Pasaron los años, pasaron los siglos, muchos
siglos, y nadie volvió a acercarse jamás al siniestro desfiladero ni a la Cueva del Moro ni al
torrente. Hasta que un día salió del pueblo una linda pastorcita que llevaba a
pacer un rebaño de ovejas blancas como copos de nieve. Delante del rebaño iban
dos cabritillos negros, juguetones y saltarines. Y sucedió que los cabritos,
jugando, se internaron en un bosque espesísimo y todo el rebaño los siguió, y
la pastora, por recogerlos, se adentró también en la espesura tras ellos. Los
cabritos corrían y saltaban, y la pastorcita los seguía, y cuando al fin logró
juntar a todo el rebaño, se encontró con que oscurecía por momentos y los árboles
y matas que la rodeaban eran tan espesos que no la permitían volver atrás.
Entonces ella, olvidando a su rebaño, se sentó en una piedra a llorar
desesperadamente. Cuando se cansó de llorar tomó el huso que llevaba a la
cintura y se puso a hilar muy triste.
Hilando estaba cuando oyó a lo lejos una voz
dulcísima que entonaba un cántico tan maravilloso como jamás lo han escuchado
los oídos humanos. Como llamada por aquel cántico, echó a andar mientras seguía
hilando. Y el rebaño, atraído también por la voz misteriosa, iba delante de la
pastora mientras árboles, matas y flores se hacían a un lado para dejarles paso
hacia el lugar desde donde los llamaba la voz. Y así llegaron al desfiladero:
el rebaño corriendo y triscando y la pastora sin dejar un momento de hilar.
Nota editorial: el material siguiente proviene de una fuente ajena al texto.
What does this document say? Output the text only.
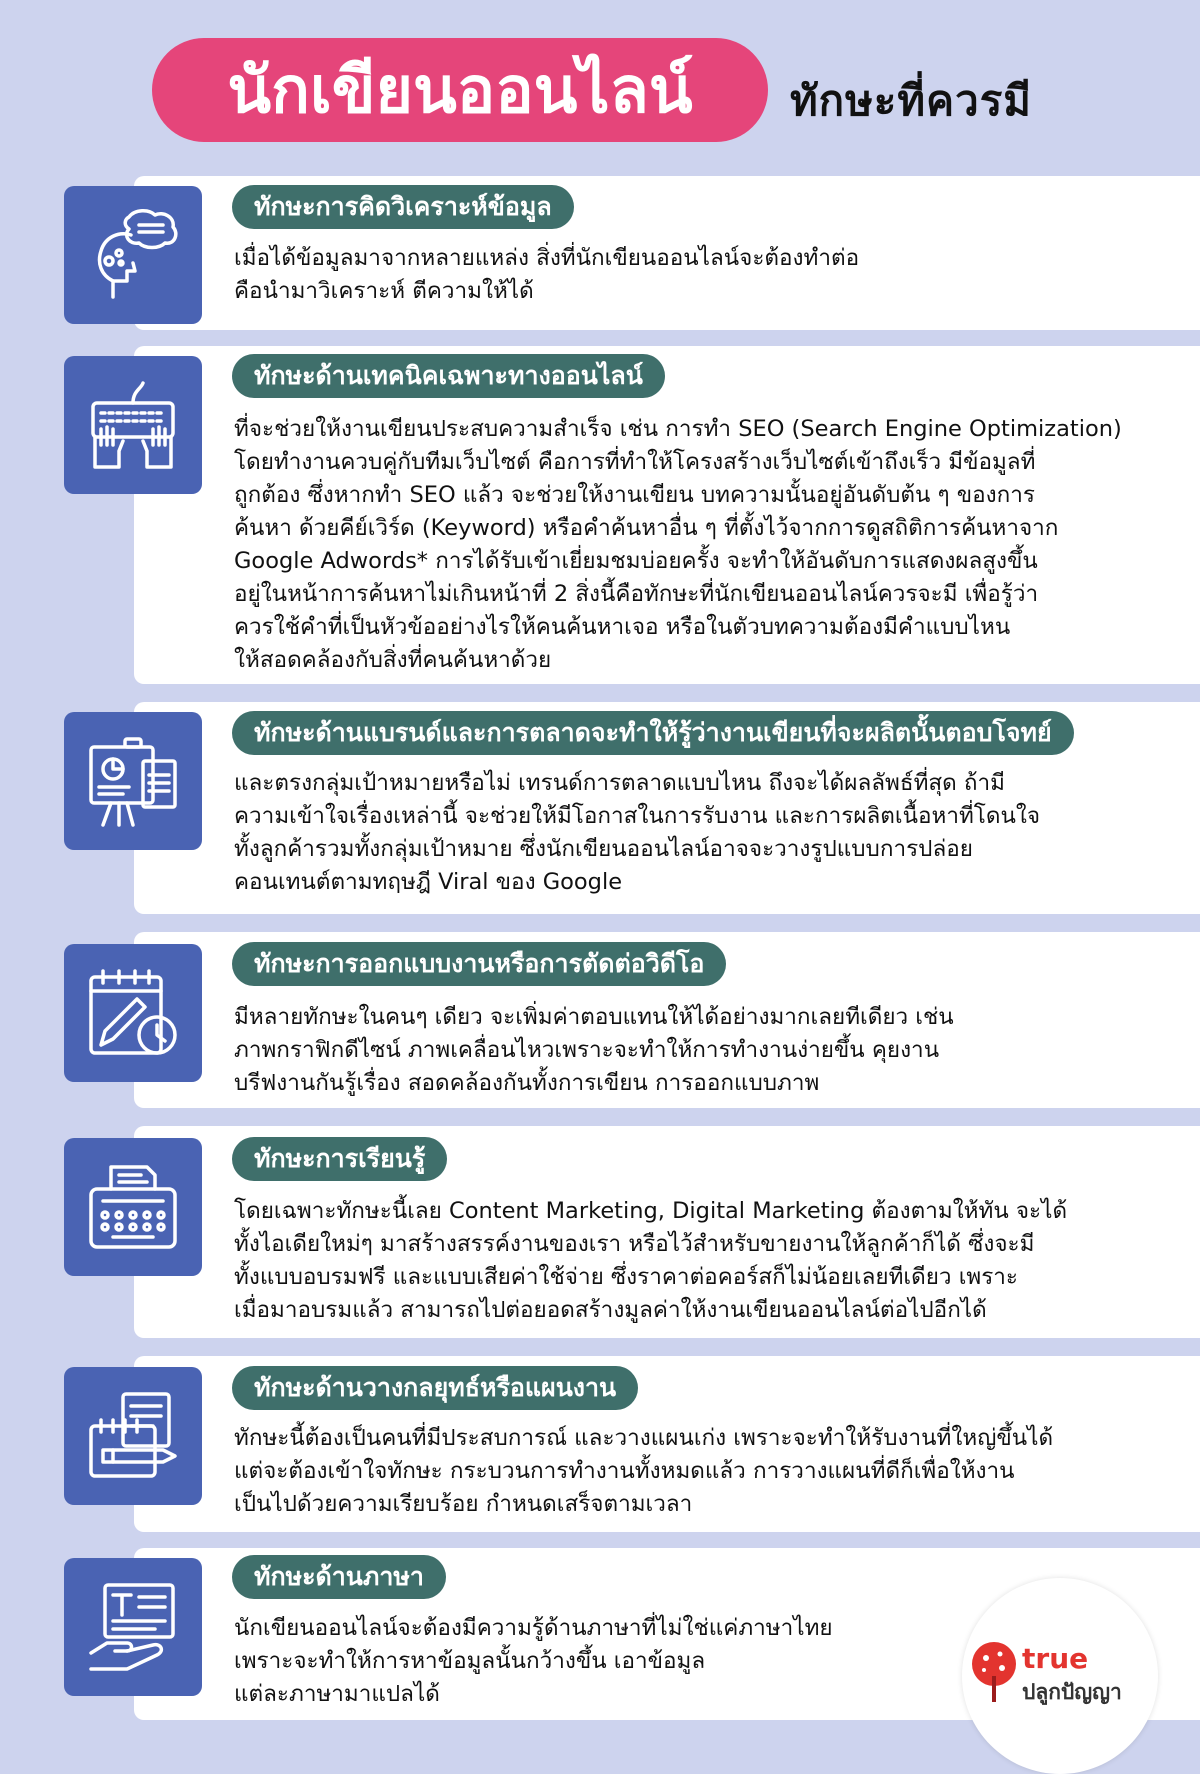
นักเขียนออนไลน์	ทักษะที่ควรมี
ทักษะการคิดวิเคราะห์ข้อมูล
เมื่อได้ข้อมูลมาจากหลายแหล่ง สิ่งที่นักเขียนออนไลน์จะต้องทำต่อ
คือนำมาวิเคราะห์ ตีความให้ได้
ทักษะด้านเทคนิคเฉพาะทางออนไลน์
ที่จะช่วยให้งานเขียนประสบความสำเร็จ เช่น การทำ SEO (Search Engine Optimization)
โดยทำงานควบคู่กับทีมเว็บไซต์ คือการที่ทำให้โครงสร้างเว็บไซต์เข้าถึงเร็ว มีข้อมูลที่
ถูกต้อง ซึ่งหากทำ SEO แล้ว จะช่วยให้งานเขียน บทความนั้นอยู่อันดับต้น ๆ ของการ
ค้นหา ด้วยคีย์เวิร์ด (Keyword) หรือคำค้นหาอื่น ๆ ที่ตั้งไว้จากการดูสถิติการค้นหาจาก
Google Adwords* การได้รับเข้าเยี่ยมชมบ่อยครั้ง จะทำให้อันดับการแสดงผลสูงขึ้น
อยู่ในหน้าการค้นหาไม่เกินหน้าที่ 2 สิ่งนี้คือทักษะที่นักเขียนออนไลน์ควรจะมี เพื่อรู้ว่า
ควรใช้คำที่เป็นหัวข้ออย่างไรให้คนค้นหาเจอ หรือในตัวบทความต้องมีคำแบบไหน
ให้สอดคล้องกับสิ่งที่คนค้นหาด้วย
ทักษะด้านแบรนด์และการตลาดจะทำให้รู้ว่างานเขียนที่จะผลิตนั้นตอบโจทย์
และตรงกลุ่มเป้าหมายหรือไม่ เทรนด์การตลาดแบบไหน ถึงจะได้ผลลัพธ์ที่สุด ถ้ามี
ความเข้าใจเรื่องเหล่านี้ จะช่วยให้มีโอกาสในการรับงาน และการผลิตเนื้อหาที่โดนใจ
ทั้งลูกค้ารวมทั้งกลุ่มเป้าหมาย ซึ่งนักเขียนออนไลน์อาจจะวางรูปแบบการปล่อย
คอนเทนต์ตามทฤษฎี Viral ของ Google
ทักษะการออกแบบงานหรือการตัดต่อวิดีโอ
มีหลายทักษะในคนๆ เดียว จะเพิ่มค่าตอบแทนให้ได้อย่างมากเลยทีเดียว เช่น
ภาพกราฟิกดีไซน์ ภาพเคลื่อนไหวเพราะจะทำให้การทำงานง่ายขึ้น คุยงาน
บรีฟงานกันรู้เรื่อง สอดคล้องกันทั้งการเขียน การออกแบบภาพ
ทักษะการเรียนรู้
โดยเฉพาะทักษะนี้เลย Content Marketing, Digital Marketing ต้องตามให้ทัน จะได้
ทั้งไอเดียใหม่ๆ มาสร้างสรรค์งานของเรา หรือไว้สำหรับขายงานให้ลูกค้าก็ได้ ซึ่งจะมี
ทั้งแบบอบรมฟรี และแบบเสียค่าใช้จ่าย ซึ่งราคาต่อคอร์สก็ไม่น้อยเลยทีเดียว เพราะ
เมื่อมาอบรมแล้ว สามารถไปต่อยอดสร้างมูลค่าให้งานเขียนออนไลน์ต่อไปอีกได้
ทักษะด้านวางกลยุทธ์หรือแผนงาน
ทักษะนี้ต้องเป็นคนที่มีประสบการณ์ และวางแผนเก่ง เพราะจะทำให้รับงานที่ใหญ่ขึ้นได้
แต่จะต้องเข้าใจทักษะ กระบวนการทำงานทั้งหมดแล้ว การวางแผนที่ดีก็เพื่อให้งาน
เป็นไปด้วยความเรียบร้อย กำหนดเสร็จตามเวลา
ทักษะด้านภาษา
นักเขียนออนไลน์จะต้องมีความรู้ด้านภาษาที่ไม่ใช่แค่ภาษาไทย
เพราะจะทำให้การหาข้อมูลนั้นกว้างขึ้น เอาข้อมูล
แต่ละภาษามาแปลได้
true
ปลูกปัญญา
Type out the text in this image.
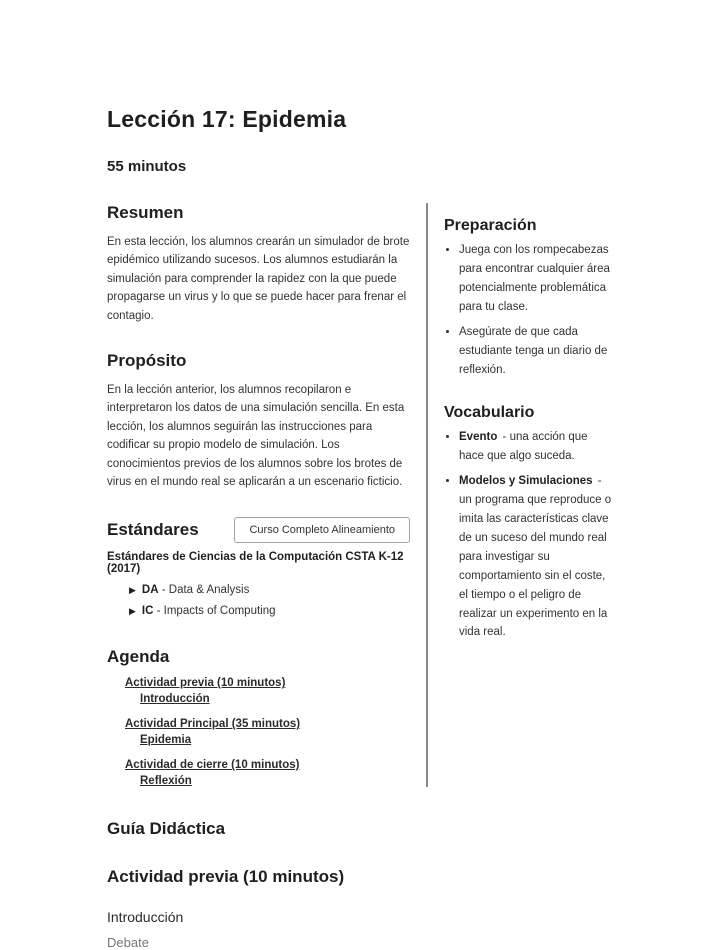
Lección 17: Epidemia
55 minutos
Resumen

En esta lección, los alumnos crearán un simulador de brote epidémico utilizando sucesos. Los alumnos estudiarán la simulación para comprender la rapidez con la que puede propagarse un virus y lo que se puede hacer para frenar el contagio.

Propósito

En la lección anterior, los alumnos recopilaron e interpretaron los datos de una simulación sencilla. En esta lección, los alumnos seguirán las instrucciones para codificar su propio modelo de simulación. Los conocimientos previos de los alumnos sobre los brotes de virus en el mundo real se aplicarán a un escenario ficticio.

Estándares	Curso Completo Alineamiento
Estándares de Ciencias de la Computación CSTA K-12 (2017)
▶ DA - Data & Analysis
▶ IC - Impacts of Computing
Agenda
Actividad previa (10 minutos)
Introducción
Actividad Principal (35 minutos)
Epidemia
Actividad de cierre (10 minutos)
Reflexión
Preparación
• Juega con los rompecabezas para encontrar cualquier área potencialmente problemática para tu clase.
• Asegúrate de que cada estudiante tenga un diario de reflexión.
Vocabulario
• Evento - una acción que hace que algo suceda.
• Modelos y Simulaciones - un programa que reproduce o imita las características clave de un suceso del mundo real para investigar su comportamiento sin el coste, el tiempo o el peligro de realizar un experimento en la vida real.
Guía Didáctica
Actividad previa (10 minutos)
Introducción
Debate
Salieron del desfiladero y llegaron a la
misteriosa Cueva del Moro, ante la que seguía cayendo el torrente como siglos
atrás. Como entonces, también las aguas del lago parecían de plata, y el arco
iris, aunque era casi de noche, brillaba en todo su esplendor. Las ovejas y los
cabritos se quedaron inmóviles como admirando tanta maravilla, y la pastora se
detuvo y continuó hilando. De pronto surgió del torrente una voz humana clara,
fresca y sonora como el canto de una sirena, tan potente como si fueran cien
voces, y tan fina y delicada como una sola. Era la misma que habían oído cuando
estaba perdida en el bosque. Entonces la pastora, como sin aliento, fue
avanzando hacia la orilla del lago, dejó de hilar, y el huso se le cayó en el
agua, que, cuanto más se acercaba más clara y transparente parecía, y más
atrayente la voz que de ella salía. Y he aquí, que mientras la pastora miraba
hacia el fondo del lago escuchando la voz de las cien doncellas encantadas, que
eran quienes la llamaban, creyó ver un palacio de espejos y reluciente plata, y
tanto quiso acercarse a él que resbaló y se cayó al fondo del torrente. Las
ovejas y cabritos se asomaron a ver dónde había caído y, en el momento en que
vieron el palacio de cristal quedaron transformados en piedras, que todavía
rodean el lago.
Se cree que las doncellas encantadas que
habitan en el fondo al ver a aquella pastora tan gentil y tan bella la hicieron
reina de su palacio de plata y cristal. Y que por las noches, cuando en el
cielo brilla la luna, salen todas ellas a la orilla a jugar con las cañas y los
lirios y a lavar su ropa, que luego tienden en las piedras, y que sus risas y
charlas se oyen en diez leguas a la redonda. En cambio, cuando la noche es
oscura y amenaza la tempestad, las doncellas encantadas de la cueva de
Vallderrós bailan la sardana girando alrededor del lago y se elevan alrededor
de las nubes hasta que la tormenta se aleja.